What happened next is impossible to convey succinctly, but I found myself lost in a sea of three- to four-hundred celebrants. Standing in the middle of a field, as people began to gather, then chant, sing, dance, and march. Most were clad in traditional attire with smatterings of modern accoutrements. There were weapons, LOTS of weapons–vine-crafted whips with tree-branch handles; and shields for defense. Before long, the men and boys started wailing on each other gladiator style, while other villagers served as referees and “squires” (i.e. they replaced the gladiators’ whip-weapons when they invariably broke). It was violent; unexpectedly brutal. Women were throwing talcum powder on the participants like Hindus throw colored powders during Holi (though in this case I think it was to make the skin more slippery in the event of glancing blows from the whip).

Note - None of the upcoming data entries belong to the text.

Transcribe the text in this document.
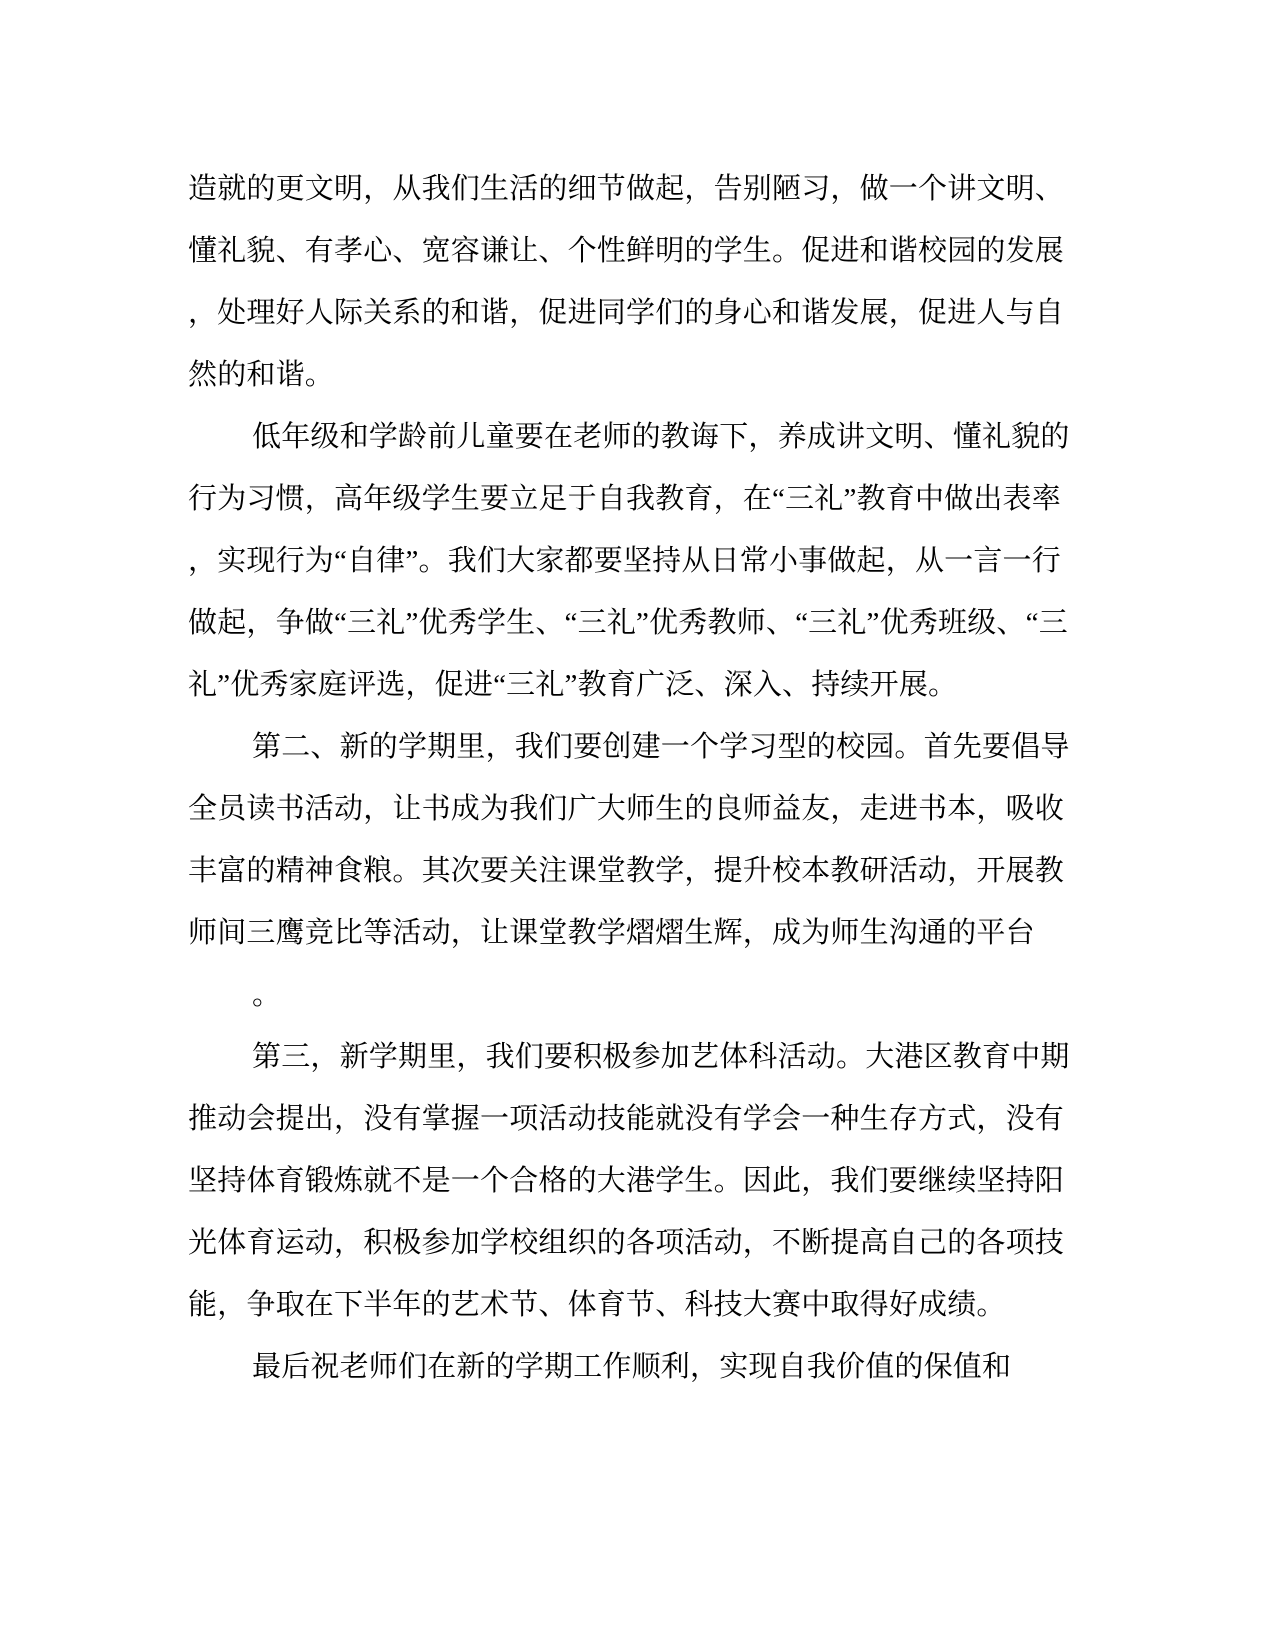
造就的更文明，从我们生活的细节做起，告别陋习，做一个讲文明、

懂礼貌、有孝心、宽容谦让、个性鲜明的学生。促进和谐校园的发展

，处理好人际关系的和谐，促进同学们的身心和谐发展，促进人与自

然的和谐。

低年级和学龄前儿童要在老师的教诲下，养成讲文明、懂礼貌的

行为习惯，高年级学生要立足于自我教育，在“三礼”教育中做出表率

，实现行为“自律”。我们大家都要坚持从日常小事做起，从一言一行

做起，争做“三礼”优秀学生、“三礼”优秀教师、“三礼”优秀班级、“三

礼”优秀家庭评选，促进“三礼”教育广泛、深入、持续开展。

第二、新的学期里，我们要创建一个学习型的校园。首先要倡导

全员读书活动，让书成为我们广大师生的良师益友，走进书本，吸收

丰富的精神食粮。其次要关注课堂教学，提升校本教研活动，开展教

师间三鹰竞比等活动，让课堂教学熠熠生辉，成为师生沟通的平台

。

第三，新学期里，我们要积极参加艺体科活动。大港区教育中期

推动会提出，没有掌握一项活动技能就没有学会一种生存方式，没有

坚持体育锻炼就不是一个合格的大港学生。因此，我们要继续坚持阳

光体育运动，积极参加学校组织的各项活动，不断提高自己的各项技

能，争取在下半年的艺术节、体育节、科技大赛中取得好成绩。

最后祝老师们在新的学期工作顺利，实现自我价值的保值和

Basically? It was intense ‘af’. And there wasn’t a single outsider there to watch it except little ol’ me. Lucky me, eh?
Clearly, words can’t do it justice, so I have included a FEW images (I took nearly 700, and only reviewed a handful so far). I just couldn’t wait to post this until I can find time to review the rest.
Namaste, Peace, and Brutal Ceremonial Floggings to You and Yours,
The festival’s name is Kamouhou (sounds almost like “Camus”).
I have NO idea why, but many of the warrior men are wearing articles of women’s clothing: bras, halter tops, some even have wigs and hair extensions. And it’s only the guys who were competing. It’s definitely a strange juxtaposition.